A very important future aim is to gain prospective data in population-based studies with a high number of incident outcomes. The major hurdle in achieving that goal is not the lack of such cohorts but rather that the volume of blood/urine needed for analysis of EDCs is still too large. Only when it is possible to measure EDCs in <100 μl of plasma at a reasonable cost will biobanked plasma from large cohorts be used for this purpose. Although analytical chemistry has improved over the years regarding the volumes needed for proper analyses, the advancement of the field is heavily dependent on further developments.

Another area in need of improvement is the study of mixture effects. Nowadays, the relationships between EDCs and diseases, such as diabetes, are usually studied either by the sum of concentration of the chemicals in a certain class or by simply analysing the contaminants one by one. One exception to this rule is the use of toxic equivalents, based on binding to the aryl hydrocarbon receptor, but this ‘pharmacological approach’ is only applicable to dioxins and other dioxin-like chemicals. In other instances, sophisticated statistical methods are needed to study mixture effects and some examples of using those methods to study mixture effects have been published [34, 35]. It is also possible to use less sophisticated methods to estimate the effects of multiple EDCs once they have been identified one by one, as exemplified by our recent estimation in the Prospective Investigation of the Vasculature in Uppsala Seniors (PIVUS) study that the population attributable risk for diabetes for the combination of 2,2′,4,4′,5,5′-hexachlorobiphenyl (PCB-153), p,p′-DDE, monoethylphthalate and PFNA was 13%. The impact of these contaminants was estimated to be related to a yearly healthcare cost of diabetes in Europe of €4.51 billion [36]. This is in line with the findings of an expert panel, based on several published studies, who concluded that the cost of obesity and diabetes caused by EDCs was €18 billion a year [37].

Since it is impossible to obtain the highest degree of evidence by performing randomised clinical trials with environmental contaminants, it is essential to support epidemiological findings with animal data to establish causality. Therefore, use of relevant models using animals having similar sensitivity to the different chemicals as humans is critical to increase the level of confidence in human findings.

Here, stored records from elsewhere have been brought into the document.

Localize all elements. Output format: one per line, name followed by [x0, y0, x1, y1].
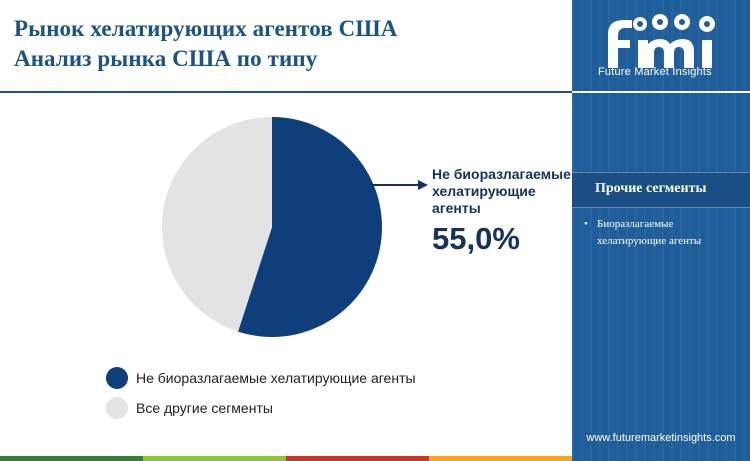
legend-item-other-segments: Все другие сегменты — [106, 396, 416, 420]
pie-slice-other-segments — [161, 117, 272, 332]
bottom-bar-segment — [143, 456, 286, 461]
callout-label: Не биоразлагаемые хелатирующие агенты — [432, 166, 571, 216]
legend-label: Не биоразлагаемые хелатирующие агенты — [136, 370, 416, 386]
bottom-color-bar — [0, 456, 572, 461]
other-segments-list: • Биоразлагаемые хелатирующие агенты — [584, 216, 744, 250]
chart-legend: Не биоразлагаемые хелатирующие агенты Вс… — [106, 366, 416, 426]
bottom-bar-segment — [429, 456, 572, 461]
title-divider — [0, 91, 572, 93]
logo-wordmark: Future Market Insights — [598, 66, 712, 78]
list-item: • Биоразлагаемые хелатирующие агенты — [584, 216, 744, 250]
legend-swatch — [106, 397, 128, 419]
bullet-icon: • — [584, 218, 588, 230]
sidebar-divider — [572, 91, 750, 93]
callout-arrow-head — [418, 180, 428, 190]
pie-chart — [161, 117, 428, 337]
bottom-bar-segment — [0, 456, 143, 461]
legend-label: Все другие сегменты — [136, 400, 273, 416]
sidebar: Future Market Insights Прочие сегменты •… — [572, 0, 750, 461]
other-segments-header: Прочие сегменты — [572, 172, 750, 208]
main-panel: Рынок хелатирующих агентов США Анализ ры… — [0, 16, 572, 461]
sidebar-texture — [572, 0, 750, 461]
callout-value: 55,0% — [432, 221, 520, 256]
legend-swatch — [106, 367, 128, 389]
list-item-label: Биоразлагаемые хелатирующие агенты — [597, 218, 702, 247]
fmi-logo — [608, 14, 715, 68]
website-link[interactable]: www.futuremarketinsights.com — [586, 432, 736, 444]
bottom-bar-segment — [286, 456, 429, 461]
page-title: Рынок хелатирующих агентов США — [14, 16, 398, 41]
legend-item-non-biodegradable: Не биоразлагаемые хелатирующие агенты — [106, 366, 416, 390]
panel-title: Прочие сегменты — [595, 181, 707, 196]
highlight-callout: Не биоразлагаемые хелатирующие агенты 55… — [432, 166, 572, 257]
page-subtitle: Анализ рынка США по типу — [14, 46, 318, 71]
pie-slice-non-biodegradable — [238, 117, 382, 337]
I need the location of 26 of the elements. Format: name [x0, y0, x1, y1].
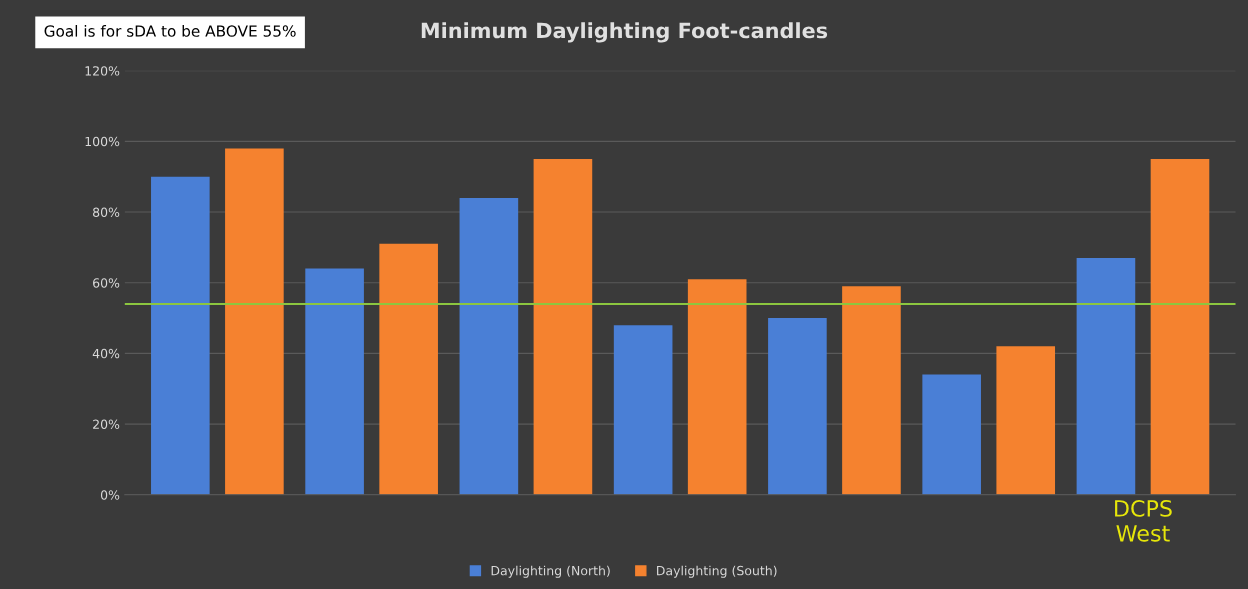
- x-tick-label: DCPS West: [1115, 500, 1172, 542]
- bar: [459, 197, 519, 495]
- y-tick-label: 40%: [92, 348, 120, 359]
- y-tick-label: 20%: [93, 419, 120, 430]
- bar: [613, 325, 673, 495]
- y-tick-label: 60%: [93, 278, 120, 288]
- y-tick-label: 0%: [100, 490, 120, 500]
- bar: [151, 176, 210, 495]
- bar: [305, 268, 364, 495]
- bar: [996, 346, 1056, 495]
- bar: [225, 148, 284, 495]
- bar: [1076, 257, 1136, 495]
- bar: [533, 159, 593, 495]
- legend-label: Daylighting (South): [657, 565, 777, 578]
- bar: [842, 286, 901, 495]
- bar: [768, 318, 827, 495]
- bar: [379, 243, 438, 495]
- bar: [687, 279, 747, 495]
- chart-title: Minimum Daylighting Foot-candles: [421, 22, 828, 43]
- text: Goal is for sDA to be ABOVE 55%: [44, 25, 296, 37]
- y-tick-label: 120%: [85, 66, 120, 76]
- legend-label: Daylighting (North): [491, 565, 610, 578]
- bar: [922, 374, 981, 495]
- bar: [1150, 159, 1210, 495]
- y-tick-label: 80%: [93, 207, 120, 217]
- y-tick-label: 100%: [85, 136, 120, 147]
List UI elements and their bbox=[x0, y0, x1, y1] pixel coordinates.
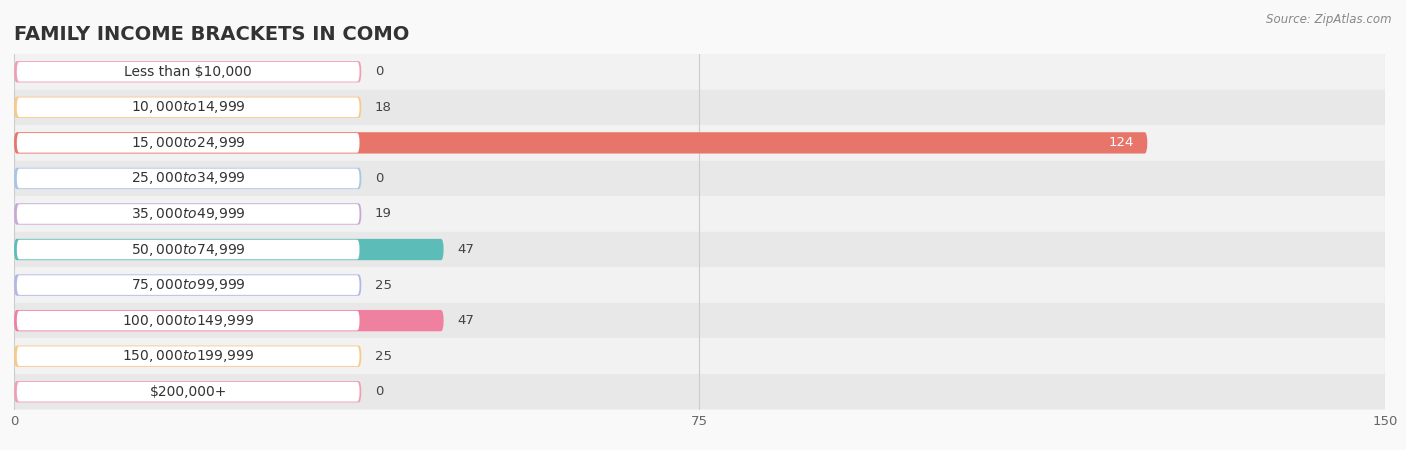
FancyBboxPatch shape bbox=[17, 275, 360, 295]
FancyBboxPatch shape bbox=[14, 161, 1385, 196]
FancyBboxPatch shape bbox=[14, 125, 1385, 161]
FancyBboxPatch shape bbox=[17, 169, 360, 188]
Text: 19: 19 bbox=[375, 207, 392, 220]
Text: $10,000 to $14,999: $10,000 to $14,999 bbox=[131, 99, 246, 115]
FancyBboxPatch shape bbox=[14, 346, 361, 367]
FancyBboxPatch shape bbox=[14, 203, 361, 225]
Text: 18: 18 bbox=[375, 101, 392, 114]
Text: 124: 124 bbox=[1108, 136, 1133, 149]
Text: 0: 0 bbox=[375, 65, 384, 78]
FancyBboxPatch shape bbox=[17, 382, 360, 401]
FancyBboxPatch shape bbox=[14, 274, 361, 296]
FancyBboxPatch shape bbox=[14, 303, 1385, 338]
FancyBboxPatch shape bbox=[17, 346, 360, 366]
Text: $75,000 to $99,999: $75,000 to $99,999 bbox=[131, 277, 246, 293]
FancyBboxPatch shape bbox=[17, 98, 360, 117]
FancyBboxPatch shape bbox=[14, 239, 444, 260]
FancyBboxPatch shape bbox=[14, 97, 361, 118]
Text: 25: 25 bbox=[375, 350, 392, 363]
Text: $200,000+: $200,000+ bbox=[149, 385, 226, 399]
Text: Less than $10,000: Less than $10,000 bbox=[124, 65, 252, 79]
FancyBboxPatch shape bbox=[14, 338, 1385, 374]
FancyBboxPatch shape bbox=[17, 62, 360, 81]
Text: 0: 0 bbox=[375, 172, 384, 185]
Text: $150,000 to $199,999: $150,000 to $199,999 bbox=[122, 348, 254, 364]
Text: $50,000 to $74,999: $50,000 to $74,999 bbox=[131, 242, 246, 257]
Text: FAMILY INCOME BRACKETS IN COMO: FAMILY INCOME BRACKETS IN COMO bbox=[14, 25, 409, 44]
FancyBboxPatch shape bbox=[14, 310, 444, 331]
FancyBboxPatch shape bbox=[14, 90, 1385, 125]
Text: $25,000 to $34,999: $25,000 to $34,999 bbox=[131, 171, 246, 186]
Text: $35,000 to $49,999: $35,000 to $49,999 bbox=[131, 206, 246, 222]
FancyBboxPatch shape bbox=[14, 54, 1385, 90]
FancyBboxPatch shape bbox=[14, 61, 361, 82]
FancyBboxPatch shape bbox=[14, 374, 1385, 410]
Text: 0: 0 bbox=[375, 385, 384, 398]
Text: $15,000 to $24,999: $15,000 to $24,999 bbox=[131, 135, 246, 151]
FancyBboxPatch shape bbox=[14, 132, 1147, 153]
FancyBboxPatch shape bbox=[14, 381, 361, 402]
FancyBboxPatch shape bbox=[14, 232, 1385, 267]
Text: 47: 47 bbox=[457, 243, 474, 256]
FancyBboxPatch shape bbox=[17, 133, 360, 153]
Text: 47: 47 bbox=[457, 314, 474, 327]
FancyBboxPatch shape bbox=[17, 311, 360, 330]
Text: $100,000 to $149,999: $100,000 to $149,999 bbox=[122, 313, 254, 328]
Text: Source: ZipAtlas.com: Source: ZipAtlas.com bbox=[1267, 14, 1392, 27]
FancyBboxPatch shape bbox=[14, 168, 361, 189]
FancyBboxPatch shape bbox=[17, 204, 360, 224]
FancyBboxPatch shape bbox=[14, 267, 1385, 303]
Text: 25: 25 bbox=[375, 279, 392, 292]
FancyBboxPatch shape bbox=[17, 240, 360, 259]
FancyBboxPatch shape bbox=[14, 196, 1385, 232]
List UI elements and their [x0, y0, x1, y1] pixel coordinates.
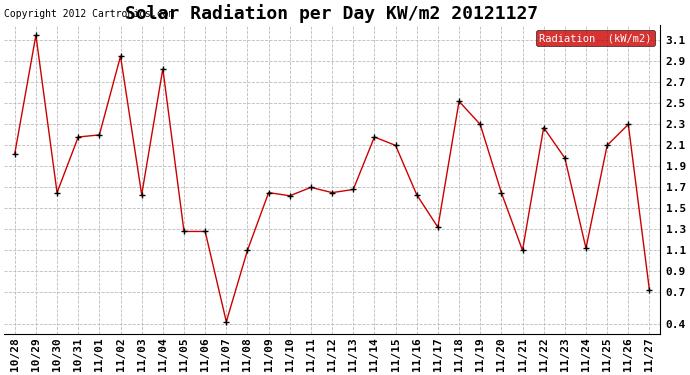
- Legend: Radiation  (kW/m2): Radiation (kW/m2): [536, 30, 655, 46]
- Text: Copyright 2012 Cartronics.com: Copyright 2012 Cartronics.com: [4, 9, 175, 18]
- Title: Solar Radiation per Day KW/m2 20121127: Solar Radiation per Day KW/m2 20121127: [126, 4, 539, 23]
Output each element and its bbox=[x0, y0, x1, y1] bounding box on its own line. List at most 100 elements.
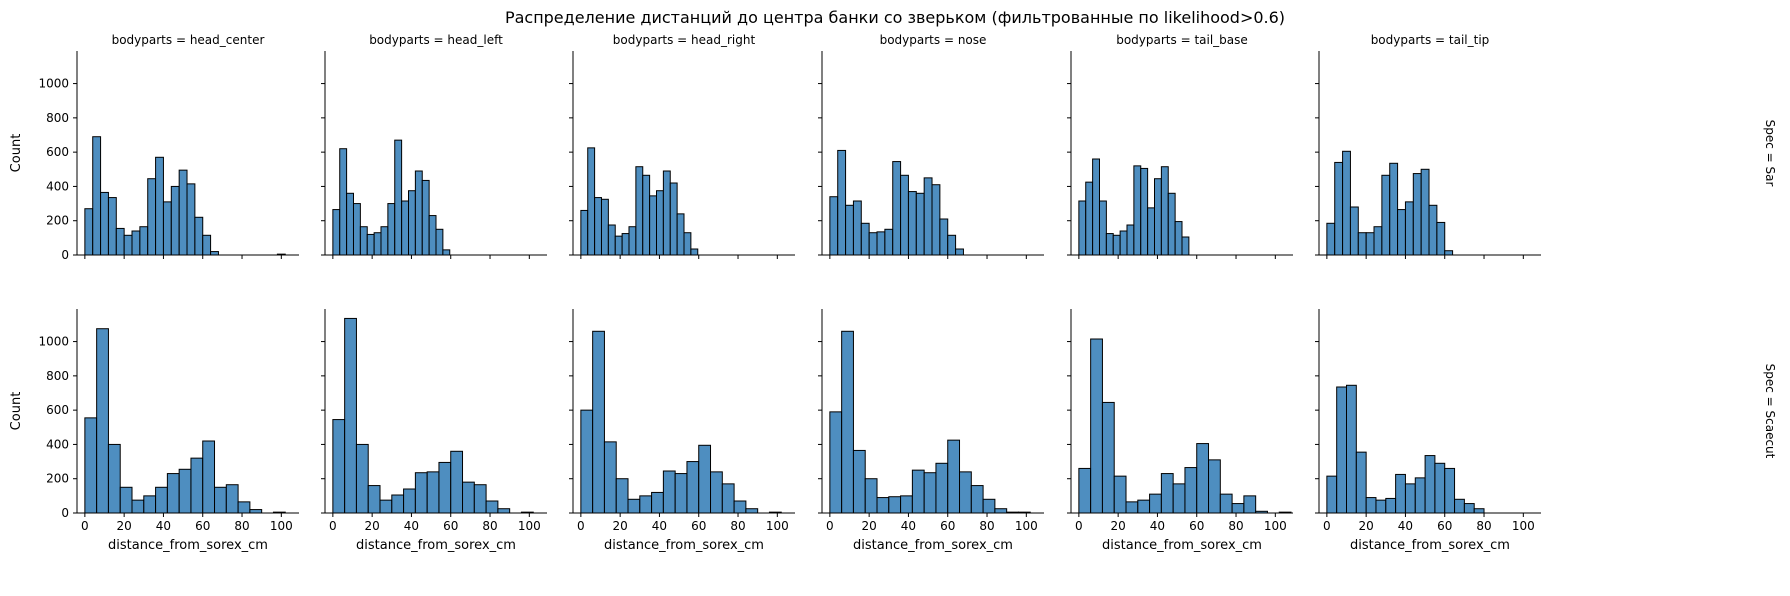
chart-title: Распределение дистанций до центра банки … bbox=[505, 8, 1285, 27]
histogram-bar bbox=[1119, 230, 1128, 256]
x-axis-label: distance_from_sorex_cm bbox=[853, 538, 1013, 553]
x-axis-label: distance_from_sorex_cm bbox=[356, 538, 516, 553]
histogram-bar bbox=[1154, 178, 1162, 256]
histogram-bar bbox=[1101, 401, 1115, 514]
x-tick-label: 80 bbox=[979, 519, 994, 533]
histogram-bar bbox=[1231, 503, 1245, 514]
histogram-bar bbox=[1397, 209, 1406, 256]
histogram-bar bbox=[359, 226, 368, 256]
histogram-bar bbox=[473, 484, 487, 514]
x-tick-label: 100 bbox=[1512, 519, 1535, 533]
histogram-bar bbox=[1436, 221, 1446, 256]
histogram-bar bbox=[876, 231, 886, 256]
histogram-bar bbox=[994, 508, 1008, 514]
panel-0-4: bodyparts = tail_base bbox=[1067, 33, 1293, 259]
histogram-bar bbox=[635, 166, 644, 256]
histogram-bar bbox=[587, 147, 596, 256]
x-tick-label: 20 bbox=[862, 519, 877, 533]
histogram-bar bbox=[1160, 473, 1174, 514]
histogram-bar bbox=[346, 192, 354, 256]
histogram-bar bbox=[497, 508, 511, 514]
panel-0-5: bodyparts = tail_tip Spec = Sar bbox=[1315, 33, 1777, 259]
histogram-bar bbox=[1137, 499, 1151, 514]
histogram-bar bbox=[931, 184, 941, 256]
x-axis-label: distance_from_sorex_cm bbox=[604, 538, 764, 553]
histogram-bar bbox=[580, 409, 594, 514]
histogram-bar bbox=[339, 148, 348, 256]
x-tick-label: 100 bbox=[518, 519, 541, 533]
histogram-bar bbox=[669, 182, 678, 256]
histogram-bar bbox=[1336, 386, 1348, 514]
x-tick-label: 0 bbox=[329, 519, 337, 533]
histogram-bar bbox=[170, 185, 180, 256]
histogram-bar bbox=[186, 183, 196, 256]
histogram-bar bbox=[1346, 384, 1357, 514]
histogram-bar bbox=[1243, 495, 1257, 514]
y-tick-label: 600 bbox=[46, 403, 69, 417]
histogram-bar bbox=[84, 417, 98, 514]
histogram-bar bbox=[355, 443, 369, 514]
histogram-bar bbox=[1113, 475, 1127, 514]
histogram-bar bbox=[131, 499, 145, 514]
panel-0-2: bodyparts = head_right bbox=[569, 33, 795, 259]
histogram-bar bbox=[1092, 158, 1100, 256]
histogram-bar bbox=[829, 411, 843, 514]
histogram-bar bbox=[107, 197, 117, 256]
histogram-bar bbox=[829, 196, 839, 256]
y-tick-label: 400 bbox=[46, 179, 69, 193]
histogram-bar bbox=[403, 488, 416, 514]
histogram-bar bbox=[1140, 167, 1149, 256]
histogram-bar bbox=[107, 443, 121, 514]
histogram-bar bbox=[1149, 493, 1162, 514]
histogram-bar bbox=[911, 469, 925, 514]
histogram-bar bbox=[1078, 467, 1092, 514]
y-tick-label: 0 bbox=[61, 506, 69, 520]
histogram-bar bbox=[627, 498, 641, 514]
histogram-bar bbox=[721, 483, 735, 514]
histogram-bar bbox=[892, 161, 902, 256]
histogram-bar bbox=[837, 149, 847, 256]
x-tick-label: 60 bbox=[940, 519, 955, 533]
histogram-bar bbox=[214, 486, 227, 514]
histogram-bar bbox=[915, 192, 925, 256]
histogram-bar bbox=[674, 473, 688, 514]
histogram-bar bbox=[683, 232, 692, 256]
x-tick-label: 0 bbox=[577, 519, 585, 533]
histogram-bar bbox=[1105, 233, 1114, 256]
histogram-bar bbox=[421, 179, 430, 256]
histogram-bar bbox=[373, 232, 382, 256]
facet-column-title: bodyparts = head_center bbox=[112, 33, 265, 47]
y-tick-label: 0 bbox=[61, 248, 69, 262]
histogram-bar bbox=[947, 439, 961, 514]
histogram-bar bbox=[1473, 508, 1485, 514]
histogram-bar bbox=[1365, 497, 1377, 514]
histogram-bar bbox=[868, 232, 878, 256]
histogram-bar bbox=[649, 195, 657, 256]
y-tick-label: 600 bbox=[46, 145, 69, 159]
histogram-bar bbox=[202, 440, 216, 514]
histogram-bar bbox=[1463, 503, 1475, 514]
histogram-bar bbox=[656, 190, 664, 256]
histogram-bar bbox=[1357, 232, 1367, 256]
histogram-bar bbox=[1381, 174, 1391, 256]
histogram-bar bbox=[210, 251, 219, 256]
histogram-bar bbox=[438, 461, 452, 514]
histogram-bar bbox=[939, 218, 949, 256]
x-tick-label: 40 bbox=[404, 519, 419, 533]
histogram-bar bbox=[249, 509, 263, 514]
histogram-bar bbox=[594, 197, 602, 256]
x-tick-label: 60 bbox=[691, 519, 706, 533]
histogram-bar bbox=[391, 494, 405, 514]
histogram-bar bbox=[864, 478, 878, 514]
histogram-bar bbox=[194, 216, 204, 256]
histogram-bar bbox=[155, 486, 168, 514]
histogram-bar bbox=[367, 485, 381, 514]
histogram-bar bbox=[628, 226, 637, 256]
y-tick-label: 200 bbox=[46, 472, 69, 486]
histogram-bar bbox=[1196, 443, 1210, 514]
histogram-bar bbox=[1385, 497, 1397, 514]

At first glance it seems contradictory that aryl hydrocarbon receptor activation (dioxins), androgen receptor antagonism (p,p′-DDE) and PPAR-γ binding (phthalates and PFASs) all could lead to disturbed glucose metabolism but it must be remembered that a number of pharmaceutical drugs with different modes of action can also impair glucose tolerance (e.g. β-blockers, thiazide diuretics and neuroleptic drugs). Several downstream effects of the agonistic/antagonistic actions on the receptors described above, such as mitochondrial dysfunction [38], inflammation [39], oxidative stress [40] and alterations in thyroid and cortisol pathways [41], comprise possible mediating pathways linking different EDCs to glucose disturbances.

In conclusion, several epidemiological studies have pointed to an association between EDCs and diabetes. According to the principle of REACH, a European Union regulation of chemicals (no. 1907/2006) designed to ensure a high level of protection of human health and the environment, this might be enough for regulatory authorities to regard this problem as serious. The best evidence for an association between EDCs and diabetes, graded as moderate, is found for DDT/p,p′-DDE. A lower grade of evidence is found for PCBs, since supporting experimental data are lacking. For other EDCs, prospective studies are needed to support the findings of existing cross-sectional studies.

Contribution statement

Both authors were responsible for drafting the article and revising it critically for important intellectual content. Both authors approved the version to be published.